Глава пятая. Греческие шаманы и происхождение пуританства
Через что только не должна пройти душа, чтобы вступить в царство бессмертных!
В предыдущей главе мы проследили, как рядом с прежней верой в реальность божьих посланцев, вступающих в контакт с человеком во время сновидений и видений наяву, у некоторых авторов классического века возникает новая вера, которая связывает эти переживания с оккультной способностью, изначально присущей самому человеку. «... В блаженной доле // Все минуют конец, избавляющий от трудов; // И тело их следует за всемогущею смертью, // Но жив остается облик бытия (αιώνος είδωλο ν), // Ибо только он — от богов. // Он спит, когда члены наши — при деле их, //А когда на них накатывает дрема, // Он в несчетных снах являет нам близящийся суд // Меж теми, кому радость и кому беда».[498] Ксенофонт выражает это представление чисто прозаически и нащупывает логические связи, которые поэзия вправе пропустить: «Из всех состояний человека нет ничего ближе смерти, чем сон; между тем человеческая душа (псюхе) именно тогда оказывается более всего сродни богу и способна предвидеть будущее, поскольку в тот момент она, по-видимому, более всего освобождается от телесных уз».[499][500] Похожие утверждения встречаются и у Платона, а также во фрагментах одной из ранних работ Аристотеля.[501]
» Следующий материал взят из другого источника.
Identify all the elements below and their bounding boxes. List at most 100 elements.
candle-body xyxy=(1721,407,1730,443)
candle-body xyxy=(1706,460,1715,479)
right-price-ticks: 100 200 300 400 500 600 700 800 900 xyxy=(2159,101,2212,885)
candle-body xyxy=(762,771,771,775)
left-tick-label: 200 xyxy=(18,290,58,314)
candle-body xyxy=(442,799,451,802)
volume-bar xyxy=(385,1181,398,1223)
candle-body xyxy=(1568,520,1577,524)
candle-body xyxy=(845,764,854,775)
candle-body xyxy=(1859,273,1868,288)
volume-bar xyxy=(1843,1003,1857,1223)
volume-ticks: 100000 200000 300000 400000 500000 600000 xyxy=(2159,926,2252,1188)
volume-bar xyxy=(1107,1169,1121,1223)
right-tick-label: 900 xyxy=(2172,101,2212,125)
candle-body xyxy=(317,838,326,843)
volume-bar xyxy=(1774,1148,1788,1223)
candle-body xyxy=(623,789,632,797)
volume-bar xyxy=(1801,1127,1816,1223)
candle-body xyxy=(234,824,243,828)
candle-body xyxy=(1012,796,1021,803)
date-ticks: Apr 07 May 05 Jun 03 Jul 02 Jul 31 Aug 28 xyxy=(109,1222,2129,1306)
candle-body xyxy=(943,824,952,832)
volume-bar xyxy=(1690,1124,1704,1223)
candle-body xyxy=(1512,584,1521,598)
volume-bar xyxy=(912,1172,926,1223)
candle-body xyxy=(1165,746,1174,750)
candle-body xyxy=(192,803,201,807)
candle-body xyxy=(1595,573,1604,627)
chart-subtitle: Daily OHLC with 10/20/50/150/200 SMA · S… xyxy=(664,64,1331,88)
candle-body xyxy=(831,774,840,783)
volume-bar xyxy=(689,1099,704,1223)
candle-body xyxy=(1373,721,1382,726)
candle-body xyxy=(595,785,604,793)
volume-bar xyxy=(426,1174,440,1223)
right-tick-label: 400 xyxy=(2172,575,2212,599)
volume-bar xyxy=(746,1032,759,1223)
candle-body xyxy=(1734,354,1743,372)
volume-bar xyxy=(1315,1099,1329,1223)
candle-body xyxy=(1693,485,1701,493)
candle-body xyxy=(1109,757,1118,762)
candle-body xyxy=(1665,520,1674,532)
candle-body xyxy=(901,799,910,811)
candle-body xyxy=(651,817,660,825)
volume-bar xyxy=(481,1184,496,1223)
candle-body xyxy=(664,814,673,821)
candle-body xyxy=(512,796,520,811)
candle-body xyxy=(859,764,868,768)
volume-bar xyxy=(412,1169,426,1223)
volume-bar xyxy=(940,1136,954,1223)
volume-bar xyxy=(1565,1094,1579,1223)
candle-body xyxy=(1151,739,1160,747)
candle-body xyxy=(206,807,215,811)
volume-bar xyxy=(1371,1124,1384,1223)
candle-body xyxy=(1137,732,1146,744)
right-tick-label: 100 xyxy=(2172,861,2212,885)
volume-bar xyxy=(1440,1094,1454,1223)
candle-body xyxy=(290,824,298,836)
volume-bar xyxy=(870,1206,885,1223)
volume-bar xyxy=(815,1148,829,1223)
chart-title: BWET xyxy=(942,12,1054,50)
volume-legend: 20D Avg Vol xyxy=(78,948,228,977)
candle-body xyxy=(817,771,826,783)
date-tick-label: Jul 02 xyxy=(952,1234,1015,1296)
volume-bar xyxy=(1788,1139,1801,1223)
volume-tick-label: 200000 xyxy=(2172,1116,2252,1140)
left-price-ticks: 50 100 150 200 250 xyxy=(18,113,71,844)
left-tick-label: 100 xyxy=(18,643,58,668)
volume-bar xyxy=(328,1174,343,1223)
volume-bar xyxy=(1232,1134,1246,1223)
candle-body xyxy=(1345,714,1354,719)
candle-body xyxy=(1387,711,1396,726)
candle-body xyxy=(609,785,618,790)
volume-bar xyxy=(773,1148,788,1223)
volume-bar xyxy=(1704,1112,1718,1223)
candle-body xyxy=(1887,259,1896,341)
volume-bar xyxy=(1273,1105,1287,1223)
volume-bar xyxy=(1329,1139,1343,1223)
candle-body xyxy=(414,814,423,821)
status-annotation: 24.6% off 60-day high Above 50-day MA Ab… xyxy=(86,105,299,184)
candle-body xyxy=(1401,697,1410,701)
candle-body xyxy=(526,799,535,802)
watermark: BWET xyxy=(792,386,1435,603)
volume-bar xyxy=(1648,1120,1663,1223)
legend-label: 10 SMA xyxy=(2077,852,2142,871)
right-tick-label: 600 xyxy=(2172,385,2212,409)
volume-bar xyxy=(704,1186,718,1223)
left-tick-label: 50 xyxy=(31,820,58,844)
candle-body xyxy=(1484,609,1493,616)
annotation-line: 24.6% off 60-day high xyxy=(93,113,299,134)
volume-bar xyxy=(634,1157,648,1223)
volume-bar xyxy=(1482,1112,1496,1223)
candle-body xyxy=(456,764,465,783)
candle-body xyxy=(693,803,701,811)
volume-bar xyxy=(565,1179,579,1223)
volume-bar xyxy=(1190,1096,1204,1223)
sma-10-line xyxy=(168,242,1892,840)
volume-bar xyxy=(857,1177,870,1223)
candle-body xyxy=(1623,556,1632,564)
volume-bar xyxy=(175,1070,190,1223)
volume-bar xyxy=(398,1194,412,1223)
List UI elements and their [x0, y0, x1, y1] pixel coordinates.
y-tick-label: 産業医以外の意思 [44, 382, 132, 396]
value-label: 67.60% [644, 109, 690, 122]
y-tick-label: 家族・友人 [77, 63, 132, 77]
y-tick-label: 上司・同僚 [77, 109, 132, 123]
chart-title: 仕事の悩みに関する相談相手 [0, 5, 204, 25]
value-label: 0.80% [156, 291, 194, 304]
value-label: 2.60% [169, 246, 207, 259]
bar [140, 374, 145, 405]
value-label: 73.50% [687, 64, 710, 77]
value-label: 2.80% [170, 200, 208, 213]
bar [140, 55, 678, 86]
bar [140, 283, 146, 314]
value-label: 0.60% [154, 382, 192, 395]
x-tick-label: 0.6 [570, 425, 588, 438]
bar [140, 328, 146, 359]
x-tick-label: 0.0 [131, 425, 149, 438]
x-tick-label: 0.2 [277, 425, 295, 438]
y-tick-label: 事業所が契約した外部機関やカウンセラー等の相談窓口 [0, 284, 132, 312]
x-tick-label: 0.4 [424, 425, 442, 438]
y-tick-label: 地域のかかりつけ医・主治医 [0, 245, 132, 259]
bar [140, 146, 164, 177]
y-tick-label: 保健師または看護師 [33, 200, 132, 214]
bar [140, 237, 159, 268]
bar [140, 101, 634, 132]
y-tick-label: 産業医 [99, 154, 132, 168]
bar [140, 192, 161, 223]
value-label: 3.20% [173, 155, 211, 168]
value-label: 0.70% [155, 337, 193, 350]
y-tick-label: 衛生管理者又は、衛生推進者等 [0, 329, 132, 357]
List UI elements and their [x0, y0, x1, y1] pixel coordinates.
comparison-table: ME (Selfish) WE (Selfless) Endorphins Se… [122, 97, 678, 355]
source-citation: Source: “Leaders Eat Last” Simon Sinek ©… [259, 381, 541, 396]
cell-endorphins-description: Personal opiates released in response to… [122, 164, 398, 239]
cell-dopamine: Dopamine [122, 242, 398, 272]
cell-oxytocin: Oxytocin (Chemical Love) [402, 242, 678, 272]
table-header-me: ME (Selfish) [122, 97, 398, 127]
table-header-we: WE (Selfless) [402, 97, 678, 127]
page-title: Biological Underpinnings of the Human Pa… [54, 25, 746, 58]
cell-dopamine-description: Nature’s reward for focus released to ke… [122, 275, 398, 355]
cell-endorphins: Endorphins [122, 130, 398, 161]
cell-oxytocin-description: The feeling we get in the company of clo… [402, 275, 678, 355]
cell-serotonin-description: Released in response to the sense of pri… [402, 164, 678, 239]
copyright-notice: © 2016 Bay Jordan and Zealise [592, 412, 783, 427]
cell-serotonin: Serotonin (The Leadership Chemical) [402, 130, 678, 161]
Идеи такого рода уже давно признаны, как элементы нового стиля античной культуры, выражениями нового взгляда на природу человека и судьбу, чуждого прежним греческим авторам. Споры о происхождении и развитии этого стиля и его воздействии на античную традицию без труда составили бы целый курс лекций или пухлый том. Поэтому я ограничусь тем, что вкратце рассмотрю основные мысли этих споров, которые критически исследовали древнегреческие способы истолкования нерациональных факторов в человеческой жизни. Но даже делая эту попытку, мне придется пересечь поле, утоптанное вплоть до скользкой грязи тяжелыми башмаками соперничавших друг с другом ученых, поле, на котором они зачастую в спешке цеплялись за фрагменты разложившихся, мертвых теорий, давно уже преданных забвению. Благоразумнее, наверное, продвигаться вглубь медленным шагом, осторожно выбирая верный уть посреди окружающего беспорядка. Начнем с вопроса о том, что же действительно было новым в этой новой системе верований. Во всяком случае, не идея воскресения. В Греции, равно как и почти повсеместно,[502] эта идея очень архаична. Если судить по содержимому гробниц жителей Эгейского региона, то уже начиная с неолитических времен они чувствовали, что потребность человека в пище, питье и одежде не прекращается с его смертью.[503] Я не случайно говорю «чувствовали», а не «верили», ибо такие действия, как кормление умершего, являются прямым откликом на внутренние эмоциональные стимулы и совершенно не обязательно должны быть опосредованы теоретической мыслью. Древний человек, можно сказать, кормит своего умершего родича исходя из тех же самых соображений, из каких маленькая девочка кормит свою куклу; и, подобно этой девочке, он не собирается убивать свою фантазию какими-то логическими рассуждениями. Когда архаический грек через трубочку льет жидкость в рот разлагающегося трупа, то он вряд ли понимает то, что же именно он делает; или, более абстрактно, он игнорирует разницу между трупом и призраком, воспринимая их как «консубстан-циональные».[504]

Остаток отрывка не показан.